I don’t know what the healthcare system is like where you live but based on my experience in the UK, the only reliable one of these three sources that I’ve experienced is the printed material. Doctors and pharmacists, for whatever reason, have not proved to be a good source for anything but the most basic of information (if any) about prescribed medicine.
And that printed material is so broad that they list every possible side effect and contraindication under the sun. Presumably for sufficient legal cover for the pharmaceutical company.
Medications have all kinds of complex interactions.
The vitamin K from any number of leafy greens in conjunction with prescription meds can kill you too.
If you are tuned within an inch of your life on prescription meds maybe you should read the leaflets.
Warnings on citrus fruit. What.
The medicine comes with a warning label.
You can’t avoid what isn’t on the packaging.
You can be in liver failure (See https://www.mayoclinic.org/diseases-conditions/acute-liver-f... ) after one very large dose of acetaminophen, or after higher than recommended doses every day for several days.
From https://www.ucihealth.org/blog/2018/03/acetaminophen-liver-f... About 1,600 U.S. cases of acute liver failure occur each year due to acetaminophen overuse. And some 500 people die each year from overdosing on the drug.
The question is what additional measures would reduce--for example, cut in half--the current level of unintentional overdoses and drug interactions that cause liver failure.

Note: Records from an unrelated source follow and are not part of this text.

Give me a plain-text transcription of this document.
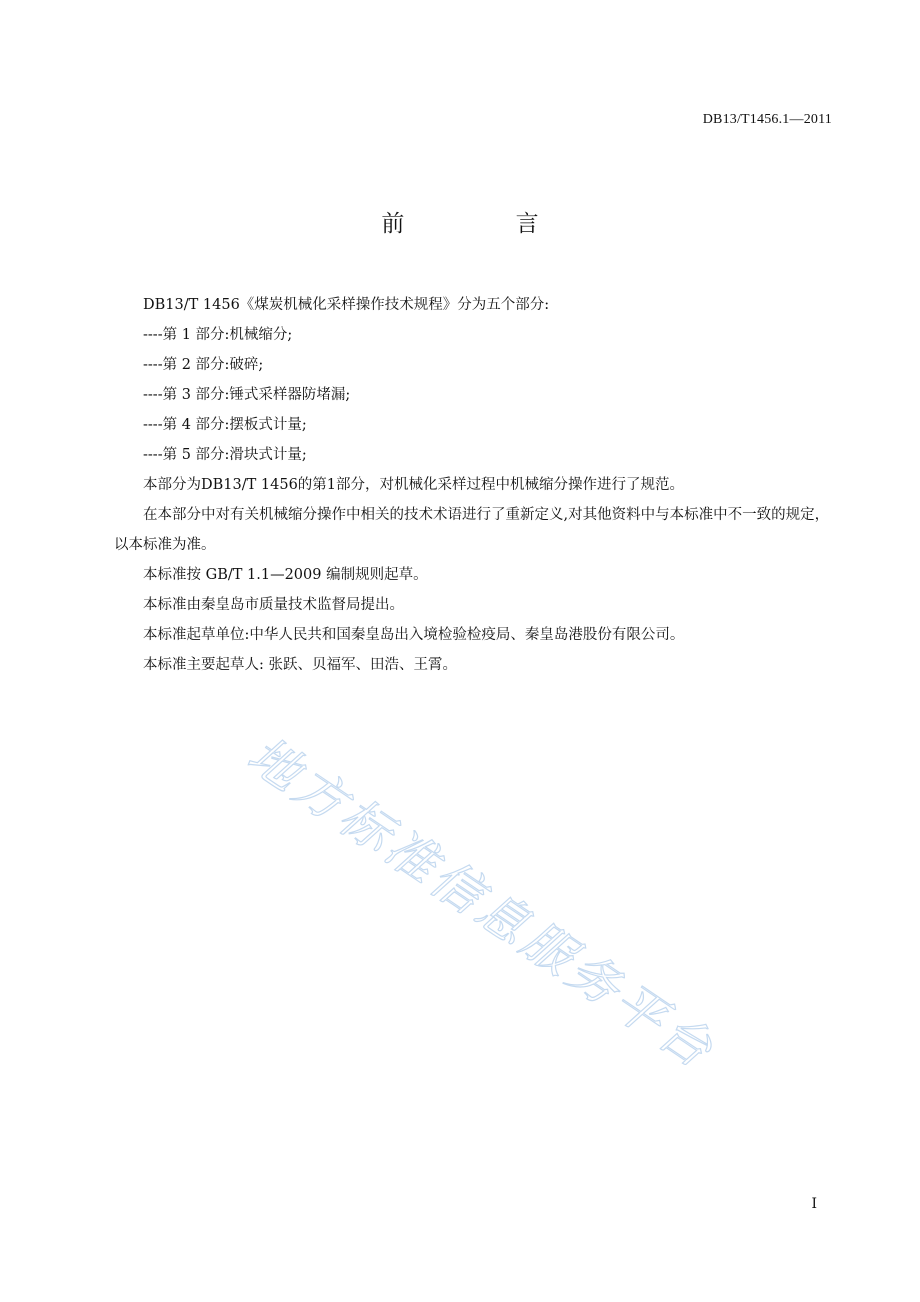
DB13/T1456.1—2011
前 言

DB13/T 1456《煤炭机械化采样操作技术规程》分为五个部分:

----第 1 部分:机械缩分;

----第 2 部分:破碎;

----第 3 部分:锤式采样器防堵漏;

----第 4 部分:摆板式计量;

----第 5 部分:滑块式计量;

本部分为DB13/T 1456的第1部分，对机械化采样过程中机械缩分操作进行了规范。

在本部分中对有关机械缩分操作中相关的技术术语进行了重新定义,对其他资料中与本标准中不一致的规定，以本标准为准。

本标准按 GB/T 1.1—2009 编制规则起草。

本标准由秦皇岛市质量技术监督局提出。

本标准起草单位:中华人民共和国秦皇岛出入境检验检疫局、秦皇岛港股份有限公司。

本标准主要起草人: 张跃、贝福军、田浩、王霄。

地方标准信息服务平台
I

What the doctors call polypharmacy and regular people call "grandma has a big bag of pills to take each day" is a serious problem for folks over 65 to pick a different aspect of the same challenge.
In my experience you will get nowhere if you will only explore interventions that "eliminate problems." Reduction in harm for effort and money invested is a better standard.
Beyond that, it's really on the consumer of food to make sure they are not ingesting anything that can cause harm to them. Ascertaining grapefruit presence in the food falls squarely in this category. If you can not be sure that grapefruit is absent in a juice, do not drink it. It's that simple. And if something says grapefruit prominently on the packaging (I imagine grapefruit juice in its original packaging would certainly fit the bill), then it's really the individual's responsibility.